0.2

109 7 0
                                    

"Chaewon!" Yunjin called the next morning, the familiar steel water bottle with dinosaur stickers littered across it in her hand. Chaewon was no longer surprised by Yunjin's audacious greetings.

She nodded at the brown haired girl as she entered, continuing her routine on the ice, not caring about the interruption. Yunjin, if anything, taught Chaewon how to be even more focused. She was able to do her routines with any amount of shouting in the background. The telltale sound of Yunjin clunking onto the ice was music to Chaewon's ears and she swallowed the feeling of happiness she got from being around her. It was not allowed.

"You were right, Chaewon! Saerom said she'd lay off and she and I had a really great talk about all sorts of things, I think she should see a therapist if I'm being honest but that's besides the point-"

Chaewon nodded silently, if Yunjin were anyone else she wouldn't have been able to tell Chaewon did. Yunjin took it as encouragement to keep going.

"She said she would take my opinions into account more, and the teams next game wouldn't be until she was sure they were ready. And, and she's gonna write the team a formal apology, 'cause she coulda cost them a lot if our season gets cancelled and we don't make it to nationals." Yunjin was skating laps around Chaewon, who stayed in the centre of the rink and practised her axel dutifully. She was happy to know the Saerom situation was resolved, but she  didn't have much to say to Yunjin, she just needed to focus.

"Aren't you excited, Chaewon?" Yunjin asked, tone as gentle and hurt as a kid who only got one lego set on Christmas instead of two. It was an entitled sort of sadness, the kind of sadness that was too used to things being one way. The kind of sadness Chaewon didn't believe Yunjin deserved, in more ways than one. Because, on one hand, Chaewon wanted Yunjin to never feel any kind of sadness, wanted Yunjin to feel nothing but gentle wind on her face and the kind of happiness that comes as easy as breathing and the kind of laughter that takes that breath away. On the other hand, Chaewon had been giving Yunjin this kind of treatment for the entire time she'd known her, yesterday was the first time Yunjin had received any sort of reciprocation from Chaewon. She didn't deserve the sadness of rejection when it was all she was supposed to be used to.

Chaewon was feeling conflicted, so conflicted that she felt she was at war and almost instinctively returned to the routine that brought her so much comfort. It was ridiculous. This should be an easy decision. This should be the kind of decision she makes in a second because she does not like Yunjin. She doesn't like her and she doesn't want her smile to be plastered across every corner of her mind so she could never possibly forget it- as if she could forget it anyways but that's besides the point. Chaewon should make the choice that ends the same way things always used to end, this is the part where she leaves and Yunjin pretends not to be disappointed. This is the part of the play where the audience stops finding her loveable and starts realising she knows what part she must play. Chaewon must go.

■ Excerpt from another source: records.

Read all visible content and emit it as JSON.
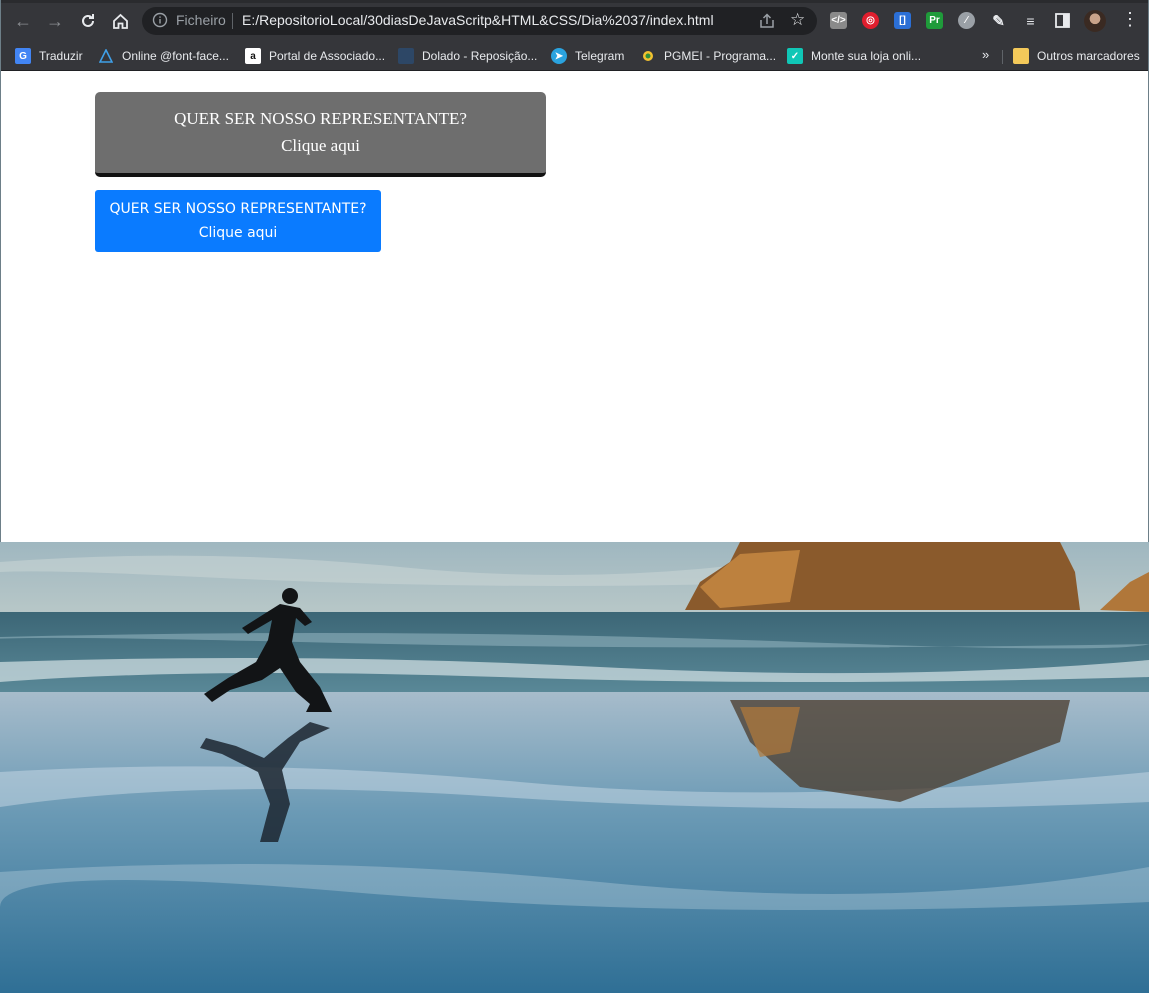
{
  "browser": {
    "address_scheme": "Ficheiro",
    "address_url": "E:/RepositorioLocal/30diasDeJavaScritp&HTML&CSS/Dia%2037/index.html",
    "extensions": [
      "code-extension-icon",
      "target-extension-icon",
      "bracket-extension-icon",
      "pr-extension-icon",
      "dev-extension-icon",
      "puzzle-icon",
      "media-queue-icon",
      "side-panel-icon"
    ]
  },
  "bookmarks": {
    "items": [
      {
        "label": "Traduzir",
        "icon": "google-translate-icon"
      },
      {
        "label": "Online @font-face...",
        "icon": "font-triangle-icon"
      },
      {
        "label": "Portal de Associado...",
        "icon": "amazon-icon"
      },
      {
        "label": "Dolado - Reposição...",
        "icon": "dolado-icon"
      },
      {
        "label": "Telegram",
        "icon": "telegram-icon"
      },
      {
        "label": "PGMEI - Programa...",
        "icon": "pgmei-icon"
      },
      {
        "label": "Monte sua loja onli...",
        "icon": "check-icon"
      }
    ],
    "more": "»",
    "other_folder": "Outros marcadores"
  },
  "page": {
    "button_gray": {
      "line1": "QUER SER NOSSO REPRESENTANTE?",
      "line2": "Clique aqui"
    },
    "button_blue": {
      "line1": "QUER SER NOSSO REPRESENTANTE?",
      "line2": "Clique aqui"
    }
  },
  "colors": {
    "chrome_dark": "#35363a",
    "omnibox": "#202124",
    "gray_button": "#6e6e6e",
    "blue_button": "#0a7bff"
  }
}
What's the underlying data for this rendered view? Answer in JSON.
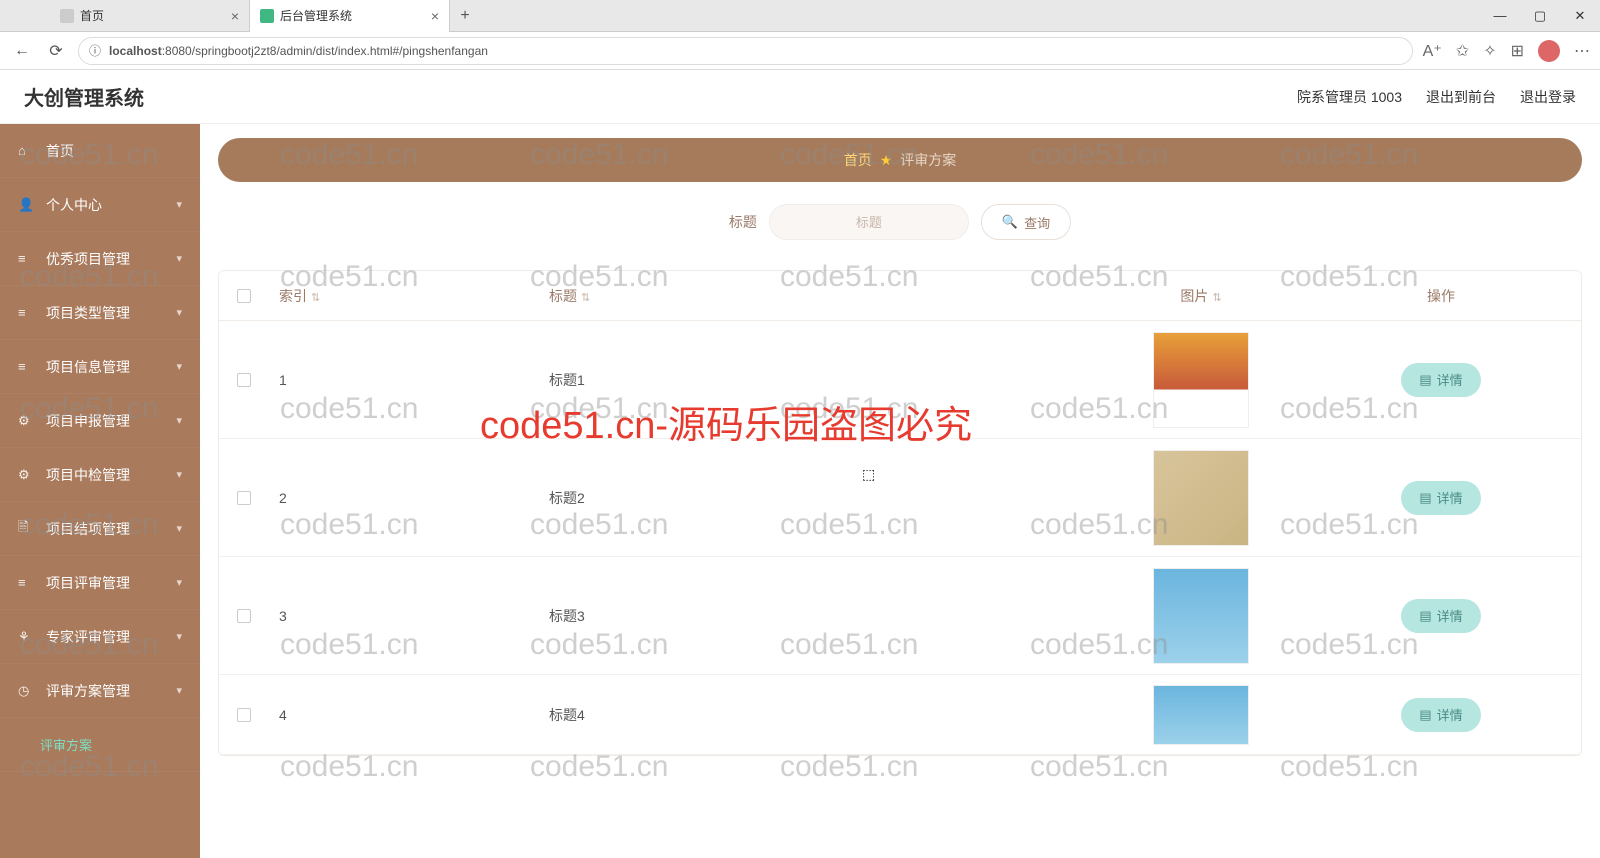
{
  "browser": {
    "tab1": "首页",
    "tab2": "后台管理系统",
    "url_host": "localhost",
    "url_rest": ":8080/springbootj2zt8/admin/dist/index.html#/pingshenfangan"
  },
  "header": {
    "app_title": "大创管理系统",
    "user": "院系管理员 1003",
    "front": "退出到前台",
    "logout": "退出登录"
  },
  "sidebar": {
    "items": [
      "首页",
      "个人中心",
      "优秀项目管理",
      "项目类型管理",
      "项目信息管理",
      "项目申报管理",
      "项目中检管理",
      "项目结项管理",
      "项目评审管理",
      "专家评审管理",
      "评审方案管理"
    ],
    "sub_active": "评审方案"
  },
  "breadcrumb": {
    "home": "首页",
    "current": "评审方案"
  },
  "search": {
    "label": "标题",
    "placeholder": "标题",
    "button": "查询"
  },
  "table": {
    "headers": {
      "index": "索引",
      "title": "标题",
      "image": "图片",
      "op": "操作"
    },
    "detail": "详情",
    "rows": [
      {
        "index": "1",
        "title": "标题1"
      },
      {
        "index": "2",
        "title": "标题2"
      },
      {
        "index": "3",
        "title": "标题3"
      },
      {
        "index": "4",
        "title": "标题4"
      }
    ]
  },
  "watermark": {
    "grey": "code51.cn",
    "red": "code51.cn-源码乐园盗图必究"
  }
}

But she doesn't. Chaewon stands there, useless, as Yunjin looks at her with a doe eyed gaze, looks at Chaewon like she's something deserving of all this kindness, all this fondness, all this desperacy. Why? Why doesn't Yunjin know this is easier?

"... Chaewon?" Yunjin asks, fidgeting under Chaewon's gaze.

Chaewon almost scoffs, she can feel the way her forehead is contorted, her eyebrows bunched together. She doesn't understand anything, she doesn't understand herself, she doesn't understand Yunjin, and she doesn't know why this whole ruse of her hating Yunjin isn't working.

"It's- I feel sick." She said, skating off the ice. This was her playing her role, this was where Yunjin played the pitiful fool and Chaewon played the fool who was so, so, much worse, so much more cruel, the fool with the knife and the fool with the wound.